Ian Poulter – Alright, I’m just going to come out swinging. If Ian’s your go to guy, chances are it’s a closet protest against America. What this man has done to us in Ryder Cups is simply unforgivable. He is 12-3 in his 15 Ryder Cup starts. It just doesn’t make sense; this “I’d like to speak to your manager” looking Brit doesn’t have a Major under his belt yet somehow he manages to dust us every two years in the battle over the Atlantic. Either he runs off of pure hatred for the Old Red White and Blue, or he’s found the perfect combination of Adderall and caffeine…. potentially both? But let’s take a step back and remember all the adversity Ian has overcome, like that time his nanny had to fly coach…..
Rickie Fowler – Now I’m torn here, I respect everything Rick does on and off the course, and in many ways he’s opened up the game to a wider, more casual audience. I know he has toned it down a bit in the last few years, but I just can’t seem to forgive him for putting the idea in middle aged men’s heads that they can come to the course dressed looking like a giant banana. All jokes aside, I have so much respect for what Rickie does for the game, and for charities, and I hope he takes home a few majors in his career (preferably after putting the fruit-themed costumes to rest). Also, we can’t forget he dated this smoke. Good work, Rick. If Rick is your favorite player, you probably respect the changing of the guard and I’m alright with that.
Dustin Johnson – This man is the definition of “speak softly and carry a big stick”. He’s definitely doing Teddy R proud after getting shafted at Whistling with those absurd “bunkers” and three jacking 18 at Chambers against Jordan. I’m happy DJ came back with a vengeance in 2016. Three W’s, his first major, and his life back on track, DJ ain’t messing around anymore. He’s swinging that big stick on the whole Tour, The Great One’s daughter, and presumably AA as well. From reformed party animal, to Major winner, DJ has nothing by my respect. Odds are if you like DJ, you probably don’t take yourself too seriously and enjoy having a good time.
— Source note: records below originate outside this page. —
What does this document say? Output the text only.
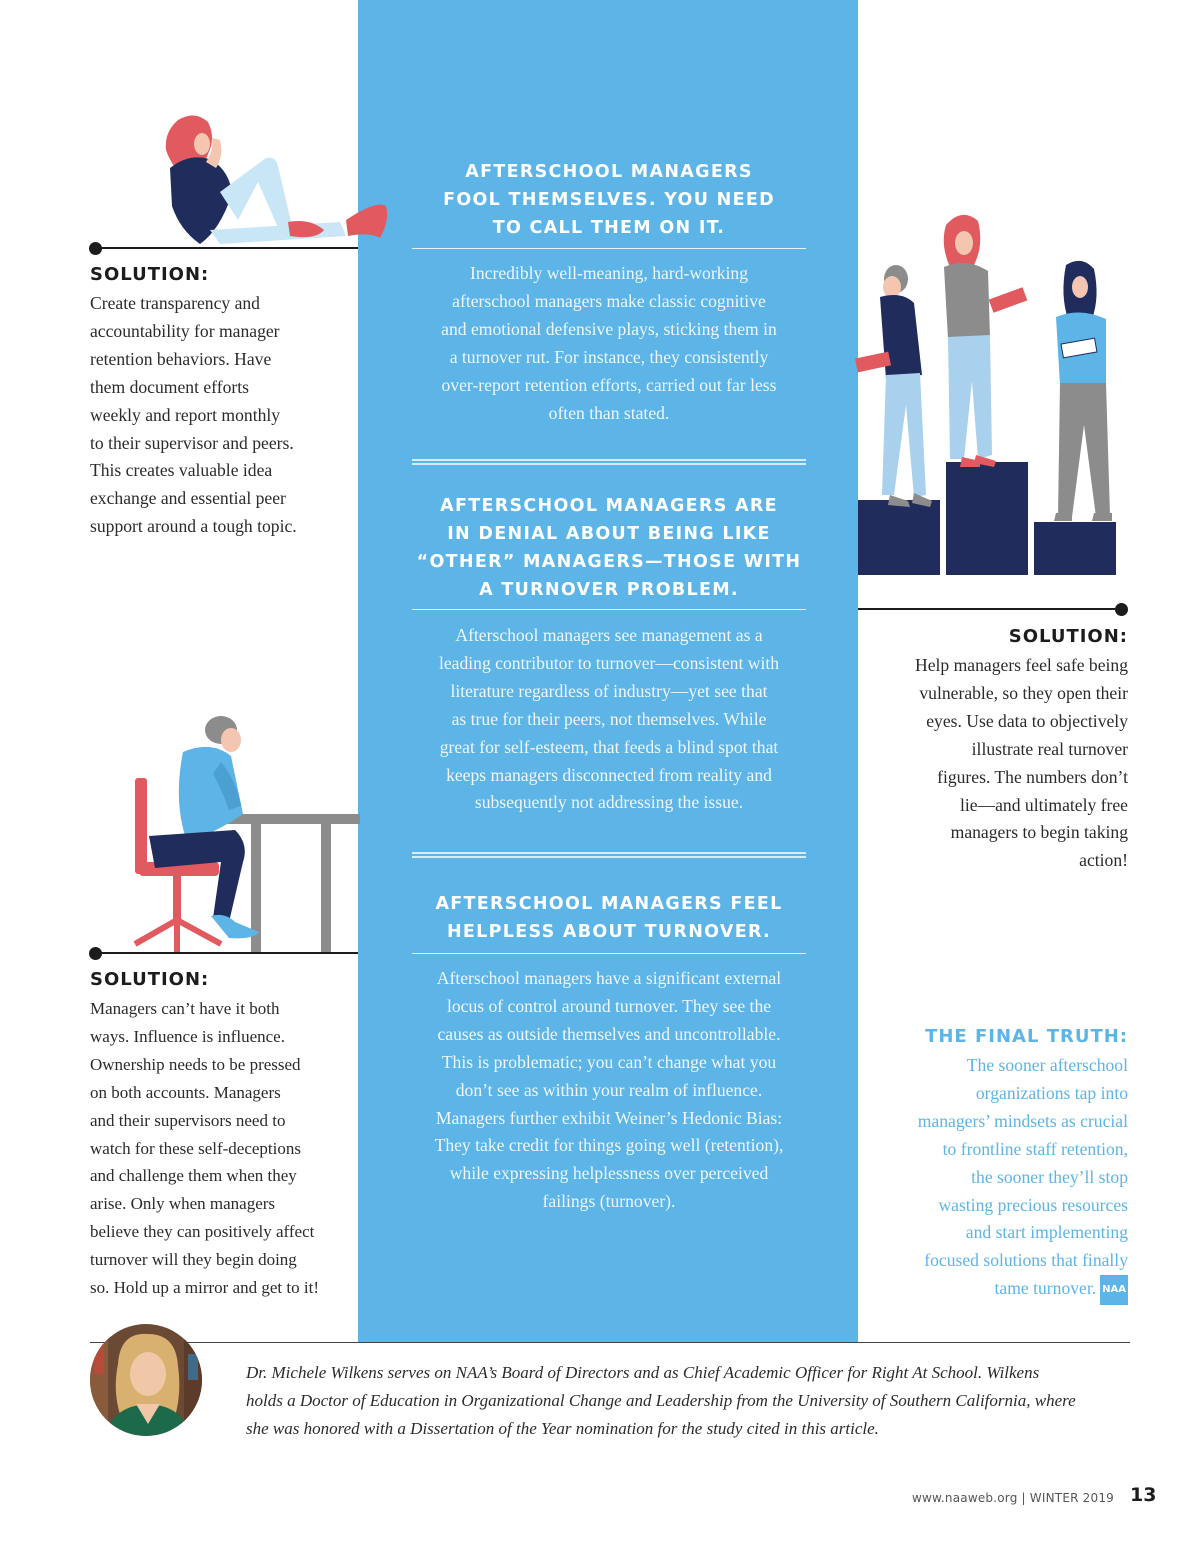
AFTERSCHOOL MANAGERS
FOOL THEMSELVES. YOU NEED
TO CALL THEM ON IT.
Incredibly well-meaning, hard-working
afterschool managers make classic cognitive
and emotional defensive plays, sticking them in
a turnover rut. For instance, they consistently
over-report retention efforts, carried out far less
often than stated.
AFTERSCHOOL MANAGERS ARE
IN DENIAL ABOUT BEING LIKE
“OTHER” MANAGERS—THOSE WITH
A TURNOVER PROBLEM.
Afterschool managers see management as a
leading contributor to turnover—consistent with
literature regardless of industry—yet see that
as true for their peers, not themselves. While
great for self-esteem, that feeds a blind spot that
keeps managers disconnected from reality and
subsequently not addressing the issue.
AFTERSCHOOL MANAGERS FEEL
HELPLESS ABOUT TURNOVER.
Afterschool managers have a significant external
locus of control around turnover. They see the
causes as outside themselves and uncontrollable.
This is problematic; you can’t change what you
don’t see as within your realm of influence.
Managers further exhibit Weiner’s Hedonic Bias:
They take credit for things going well (retention),
while expressing helplessness over perceived
failings (turnover).
SOLUTION:
Create transparency and
accountability for manager
retention behaviors. Have
them document efforts
weekly and report monthly
to their supervisor and peers.
This creates valuable idea
exchange and essential peer
support around a tough topic.
SOLUTION:
Help managers feel safe being
vulnerable, so they open their
eyes. Use data to objectively
illustrate real turnover
figures. The numbers don’t
lie—and ultimately free
managers to begin taking
action!
SOLUTION:
Managers can’t have it both
ways. Influence is influence.
Ownership needs to be pressed
on both accounts. Managers
and their supervisors need to
watch for these self-deceptions
and challenge them when they
arise. Only when managers
believe they can positively affect
turnover will they begin doing
so. Hold up a mirror and get to it!
THE FINAL TRUTH:
The sooner afterschool
organizations tap into
managers’ mindsets as crucial
to frontline staff retention,
the sooner they’ll stop
wasting precious resources
and start implementing
focused solutions that finally
tame turnover. NAA
Dr. Michele Wilkens serves on NAA’s Board of Directors and as Chief Academic Officer for Right At School. Wilkens
holds a Doctor of Education in Organizational Change and Leadership from the University of Southern California, where
she was honored with a Dissertation of the Year nomination for the study cited in this article.
www.naaweb.org | WINTER 2019 13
And if this doesn’t look like the greatest life in the world, I don’t know what does.
Rory McIlroy – Watching this guy send his tee ball into the stratosphere is one of my favorite things to do on a lazy Sunday; however, he snatched the Fedex Cup out of DJ’s hands last year which I’m understandably still pretty salty about. Yeah yeah, he jugged that 130-something yard wedge shot on 16 in the Tour Championship, and then proceeded to clown on Ryan Moore on the final hole of the playoff (once again on 16), but for some reason I just have a hard time liking the guy. I have to admit, nothing made me happier than Patrick Reed absolutely dropping a freedom bomb on Ricky in the Ryder Cup at Hazeltine this past September. If you like Rory, odds are you’re quite simply a fan of terrific ball striking. Also, can someone please tell me if this pic is photo-shopped or if we all just felt too bad to say something like with my aunt Cindy’s botox?
Tiger – You likely grew up watching him mercilessly run through everyone in his way. You can look past his off-the-course antics because you respect what he has done for the game. Listen to guys like Rocco talk about how Tiger did more for the game than anyone else, they respect the guy ‘cause even though he stole nearly every 1st place trophy for like 20 years straight, he undoubtedly caused their paychecks to balloon. I’ll allow you to hate Tiger personally but you have to respect the man for growing our favorite game. We’re hoping Tiger sees some success this season, squarely because you almost have to be back on top to pull off the Erotic Santa look these days.
Let us know what you think of our picks (and pics) for the first Hot Take Tuesday of the new year!